Sherwood aiming to surprise in fourth spot run-in

An unconvincing 1-0 home victory over Cardiff on Sunday consolidated fifth place in the Barclays Premier League for Spurs, with head coach Sherwood acutely aware his side's own top-four aspirations are slipping.

Tottenham trail fourth-placed Manchester City by four points, but the newly-crowned Capital One Cup champions boast two games in hand over their rivals.

Spurs may have to overhaul north London foes Arsenal to squeeze into next season's Champions League, but Sherwood believes it is too early to rule out Everton, and maybe even eighth-placed Newcastle.

Tottenham travel to league leaders Chelsea on Saturday, with Sherwood hoping to load all the pressure on Jose Mourinho's men.

If Spurs cannot crash the Champions League party, Sherwood said they will at least try to spoil the European shindig for a few of their competitors.

"I don't know about Chelsea being more ambitious than us, we're going to the Bridge and that's definitely tough, but sometimes expectancy works against you," said the Tottenham head coach.
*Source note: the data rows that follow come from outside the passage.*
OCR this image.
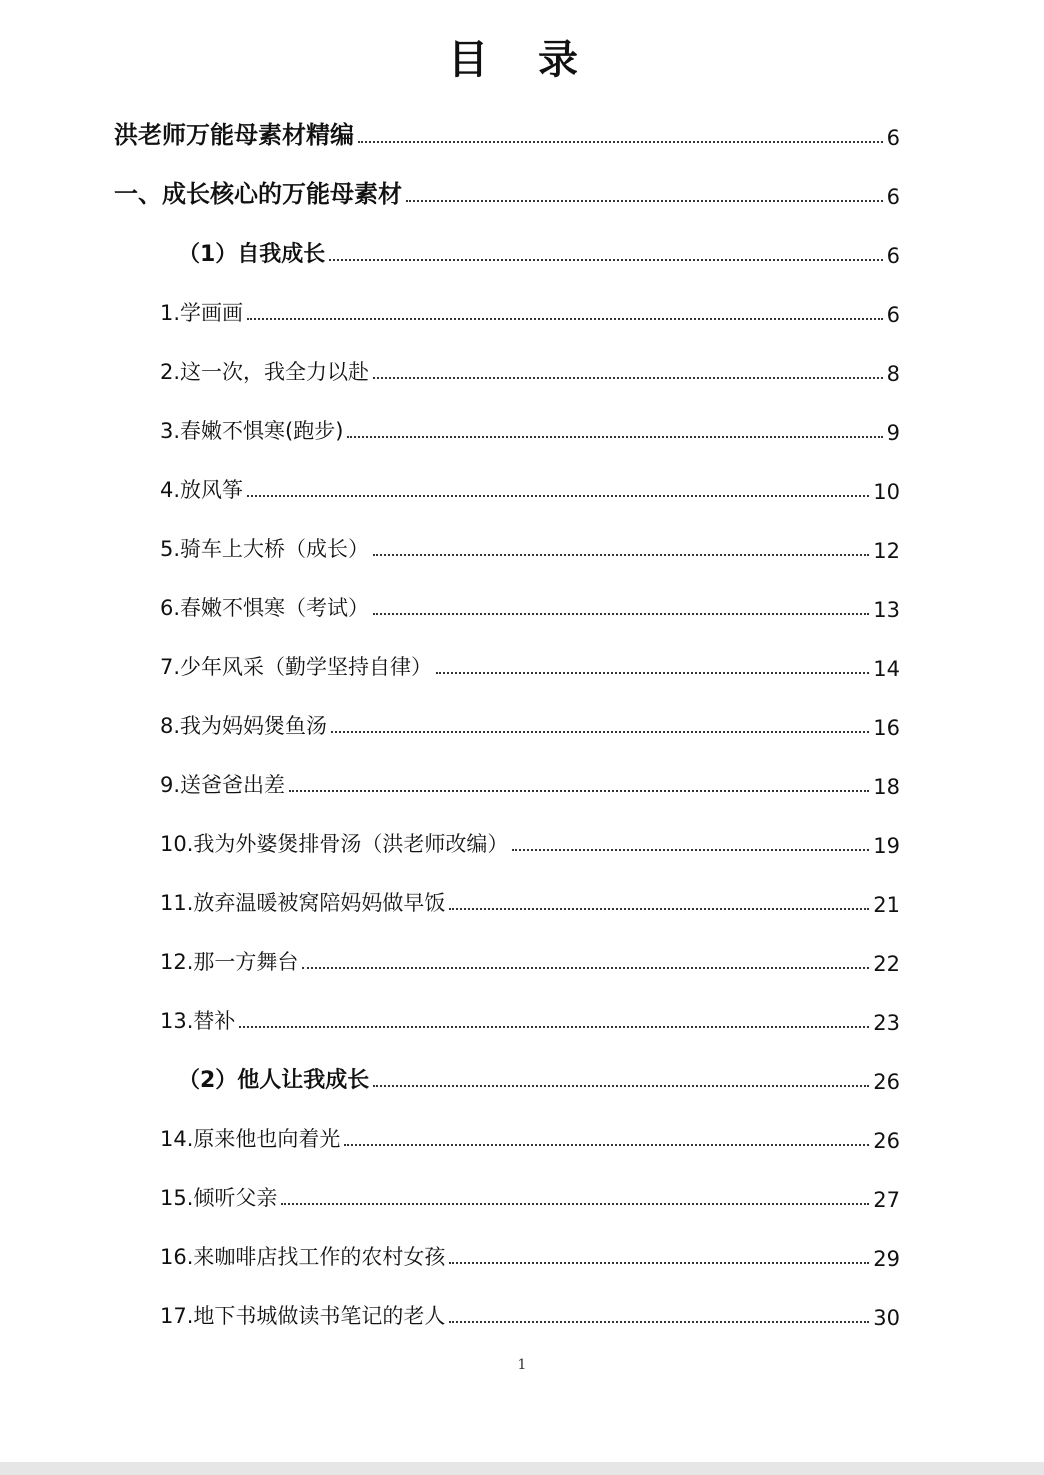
目 录
洪老师万能母素材精编	6
一、成长核心的万能母素材	6
（1）自我成长	6
1.学画画	6
2.这一次，我全力以赴	8
3.春嫩不惧寒(跑步)	9
4.放风筝	10
5.骑车上大桥（成长）	12
6.春嫩不惧寒（考试）	13
7.少年风采（勤学坚持自律）	14
8.我为妈妈煲鱼汤	16
9.送爸爸出差	18
10.我为外婆煲排骨汤（洪老师改编）	19
11.放弃温暖被窝陪妈妈做早饭	21
12.那一方舞台	22
13.替补	23
（2）他人让我成长	26
14.原来他也向着光	26
15.倾听父亲	27
16.来咖啡店找工作的农村女孩	29
17.地下书城做读书笔记的老人	30
1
"Some of our fans might have been rubbing their hands expecting a few goals against Cardiff, but it doesn't work like that.

"You've got to earn the right for everything.

"Sometimes when the expectation is not with you, it makes it a little bit easier.

"Games against Chelsea at the Bridge, Arsenal at the Emirates and Liverpool at Anfield, perhaps the pressure's off us a little bit and we can cause a surprise.

"We're looking to mess up as many other people's seasons as we can, and enhance ours at the same time."

Roberto Soldado's first goal in nine games fired Spurs to victory on Sunday, helping to shrug off the dejection of a 1-0 league defeat at Norwich a week earlier.

Sherwood admitted the Cardiff clash was a tetchy, disjointed affair, but was happy to collect the three points and roll on towards another London derby.

"We're looking upwards, but we know we're not only chasing teams above us there's people chasing us up behind too," he said.

"All we can do is look after ourselves, we had a blip last week, we had a tough game in Europe and we've bounced back.

"It wasn't vintage and I'm not insulting anyone's intelligence here, it wasn't great against Cardiff: but then, you can't always be great.

"I would relish a challenge with Arsenal, but they would argue they were up chasing on Liverpool.

"I think Everton would still be in the frame, and Newcastle possibly will be in the frame.

"There are teams capable of putting a run together, so you just don't know.

"You can't ever guarantee you'll win this one, draw that one, and anyone can beat anyone.

"You don't win leagues and qualify for Europe by playing free-flowing, magnificent football every week.

"Sometimes you have to dig deep and dig out a result.

"I thought we did that on Sunday, but I thought we were relatively comfortable in the second period."